Epistolaire
Mon Adoré,
En regardant mon sillage ces derniers jours, il me semble que quelque chose se dessine : comme une route tracée au crayon à papier sur une carte encore inconnue. Dans ces moments-là, il me paraît naturel de prendre la direction de nos cœurs, et de t’écrire, encore. T’écrire comme j’ai toujours fait. A moins que ce qui sort de la brume ne soit une grève nouvelle où je me tiens pour observer les mouvements de la mer.
Je me sens en effet au bord d’un autre océan. Des rouleaux à la fois familiers et inconnus s’écrasent à mes pieds. Nous avons traversé des années sombres, douloureuses et tremblantes, dans les tempêtes grises d’un hiver implacable.

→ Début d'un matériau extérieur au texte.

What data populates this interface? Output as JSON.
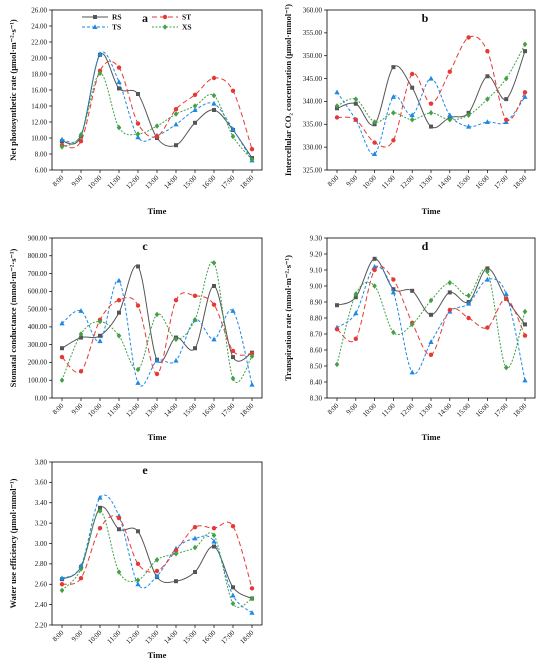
{
  "colors": {
    "RS": "#555555",
    "TS": "#1e88e5",
    "ST": "#e53935",
    "XS": "#43a047"
  },
  "legend": [
    {
      "key": "RS",
      "label": "RS",
      "marker": "square",
      "dash": "none"
    },
    {
      "key": "TS",
      "label": "TS",
      "marker": "triangle",
      "dash": "3,2"
    },
    {
      "key": "ST",
      "label": "ST",
      "marker": "circle",
      "dash": "5,3"
    },
    {
      "key": "XS",
      "label": "XS",
      "marker": "diamond",
      "dash": "2,1.5"
    }
  ],
  "chart_data": [
    {
      "panel": "a",
      "type": "line",
      "ylabel": "Net photosynthetic rate (μmol·m⁻²·s⁻¹)",
      "xlabel": "Time",
      "x": [
        "8:00",
        "9:00",
        "10:00",
        "11:00",
        "12:00",
        "13:00",
        "14:00",
        "15:00",
        "16:00",
        "17:00",
        "18:00"
      ],
      "ylim": [
        6,
        26
      ],
      "yticks": [
        "6.00",
        "8.00",
        "10.00",
        "12.00",
        "14.00",
        "16.00",
        "18.00",
        "20.00",
        "22.00",
        "24.00",
        "26.00"
      ],
      "series": [
        {
          "name": "RS",
          "values": [
            9.6,
            10.2,
            20.4,
            16.2,
            15.5,
            10.0,
            9.1,
            11.9,
            13.5,
            11.0,
            7.5
          ]
        },
        {
          "name": "TS",
          "values": [
            9.8,
            10.4,
            20.5,
            17.0,
            10.1,
            10.3,
            11.7,
            13.5,
            14.3,
            11.1,
            7.2
          ]
        },
        {
          "name": "ST",
          "values": [
            9.1,
            9.6,
            18.4,
            18.8,
            11.8,
            10.2,
            13.6,
            15.4,
            17.5,
            15.9,
            8.6
          ]
        },
        {
          "name": "XS",
          "values": [
            8.9,
            10.4,
            18.1,
            11.3,
            10.5,
            11.5,
            13.0,
            14.0,
            15.3,
            10.2,
            7.3
          ]
        }
      ]
    },
    {
      "panel": "b",
      "type": "line",
      "ylabel": "Intercellular CO₂ concentration (μmol·mmol⁻¹)",
      "xlabel": "Time",
      "x": [
        "8:00",
        "9:00",
        "10:00",
        "11:00",
        "12:00",
        "13:00",
        "14:00",
        "15:00",
        "16:00",
        "17:00",
        "18:00"
      ],
      "ylim": [
        325,
        360
      ],
      "yticks": [
        "325.00",
        "330.00",
        "335.00",
        "340.00",
        "345.00",
        "350.00",
        "355.00",
        "360.00"
      ],
      "series": [
        {
          "name": "RS",
          "values": [
            338.5,
            339.5,
            335.0,
            347.5,
            343.0,
            334.5,
            336.5,
            337.5,
            345.5,
            340.5,
            351.0
          ]
        },
        {
          "name": "TS",
          "values": [
            342.0,
            336.0,
            328.5,
            341.0,
            337.0,
            345.0,
            337.0,
            334.5,
            335.5,
            335.5,
            341.0
          ]
        },
        {
          "name": "ST",
          "values": [
            336.5,
            336.0,
            331.0,
            331.5,
            346.0,
            339.5,
            346.5,
            354.0,
            351.0,
            336.0,
            342.0
          ]
        },
        {
          "name": "XS",
          "values": [
            339.0,
            340.5,
            335.5,
            337.5,
            336.0,
            337.5,
            336.0,
            337.0,
            340.5,
            345.0,
            352.5
          ]
        }
      ]
    },
    {
      "panel": "c",
      "type": "line",
      "ylabel": "Stomatal conductance (mmol·m⁻²·s⁻¹)",
      "xlabel": "Time",
      "x": [
        "8:00",
        "9:00",
        "10:00",
        "11:00",
        "12:00",
        "13:00",
        "14:00",
        "15:00",
        "16:00",
        "17:00",
        "18:00"
      ],
      "ylim": [
        0,
        900
      ],
      "yticks": [
        "0.00",
        "100.00",
        "200.00",
        "300.00",
        "400.00",
        "500.00",
        "600.00",
        "700.00",
        "800.00",
        "900.00"
      ],
      "series": [
        {
          "name": "RS",
          "values": [
            280,
            340,
            350,
            480,
            740,
            215,
            340,
            280,
            630,
            230,
            255
          ]
        },
        {
          "name": "TS",
          "values": [
            420,
            490,
            320,
            660,
            85,
            210,
            210,
            440,
            330,
            490,
            75
          ]
        },
        {
          "name": "ST",
          "values": [
            230,
            150,
            440,
            550,
            520,
            135,
            550,
            575,
            525,
            265,
            250
          ]
        },
        {
          "name": "XS",
          "values": [
            100,
            360,
            430,
            350,
            160,
            470,
            330,
            440,
            760,
            110,
            235
          ]
        }
      ]
    },
    {
      "panel": "d",
      "type": "line",
      "ylabel": "Transpiration rate (mmol·m⁻²·s⁻¹)",
      "xlabel": "Time",
      "x": [
        "8:00",
        "9:00",
        "10:00",
        "11:00",
        "12:00",
        "13:00",
        "14:00",
        "15:00",
        "16:00",
        "17:00",
        "18:00"
      ],
      "ylim": [
        8.3,
        9.3
      ],
      "yticks": [
        "8.30",
        "8.40",
        "8.50",
        "8.60",
        "8.70",
        "8.80",
        "8.90",
        "9.00",
        "9.10",
        "9.20",
        "9.30"
      ],
      "series": [
        {
          "name": "RS",
          "values": [
            8.88,
            8.93,
            9.17,
            8.98,
            8.97,
            8.82,
            8.96,
            8.9,
            9.11,
            8.92,
            8.76
          ]
        },
        {
          "name": "TS",
          "values": [
            8.74,
            8.83,
            9.12,
            8.96,
            8.46,
            8.65,
            8.84,
            8.89,
            9.04,
            8.95,
            8.41
          ]
        },
        {
          "name": "ST",
          "values": [
            8.73,
            8.67,
            9.1,
            9.04,
            8.77,
            8.57,
            8.85,
            8.8,
            8.74,
            8.92,
            8.69
          ]
        },
        {
          "name": "XS",
          "values": [
            8.51,
            8.95,
            9.0,
            8.71,
            8.76,
            8.91,
            9.02,
            8.94,
            9.09,
            8.49,
            8.84
          ]
        }
      ]
    },
    {
      "panel": "e",
      "type": "line",
      "ylabel": "Water use efficiency (μmol·mmol⁻¹)",
      "xlabel": "Time",
      "x": [
        "8:00",
        "9:00",
        "10:00",
        "11:00",
        "12:00",
        "13:00",
        "14:00",
        "15:00",
        "16:00",
        "17:00",
        "18:00"
      ],
      "ylim": [
        2.2,
        3.8
      ],
      "yticks": [
        "2.20",
        "2.40",
        "2.60",
        "2.80",
        "3.00",
        "3.20",
        "3.40",
        "3.60",
        "3.80"
      ],
      "series": [
        {
          "name": "RS",
          "values": [
            2.65,
            2.77,
            3.35,
            3.14,
            3.12,
            2.67,
            2.63,
            2.72,
            2.97,
            2.57,
            2.46
          ]
        },
        {
          "name": "TS",
          "values": [
            2.66,
            2.78,
            3.45,
            3.27,
            2.6,
            2.68,
            2.95,
            3.05,
            3.02,
            2.49,
            2.32
          ]
        },
        {
          "name": "ST",
          "values": [
            2.6,
            2.66,
            3.15,
            3.25,
            2.8,
            2.73,
            2.93,
            3.16,
            3.15,
            3.17,
            2.56
          ]
        },
        {
          "name": "XS",
          "values": [
            2.54,
            2.75,
            3.32,
            2.72,
            2.64,
            2.84,
            2.9,
            2.96,
            3.08,
            2.41,
            2.46
          ]
        }
      ]
    }
  ]
}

Mais voilà que le printemps a crevé le plafond de nuages pour transpercer d’un puissant rayon la cime des vagues, en illuminer l’écume scintillante.
Ce qui bouillonne n’est pas la mer qui t’enlève à moi, mais bien celle qui portera mes prochaines aventures. Elle convoque tous les souvenirs de Tregana, des Blancs Sablons, du Minou, pour les ériger en rêve à concrétiser, comme un phare à bâtir sur une côte illustre.
Je contemple l’avenir avec dans l’âme suffisamment de fièvre pour devenir ma propre armatrice, et concevoir des plans solides sur mes ambitions les plus folles.
Prête à arracher le voile qui recouvre encore mes capacités d’écriture pour en parer le vaisseau ivre que je suis. Ivre de doutes et de contradictions, mais les cales pleines de trésors ramassés pendant ces années d’air rance.
Mon amour, nous ne voguons pas sur un trois-mâts barque classique. Quel ennui ! Nos existences entremêlées ne sont pas moins qu’une ville flottante où nous travaillons à bâtir pour chacun le transport vers ses plus grandes idées.
Et une idée revient à la surface, en ce qui me concerne. Une idée ancienne et qui paraît impossible : être marin et écrire.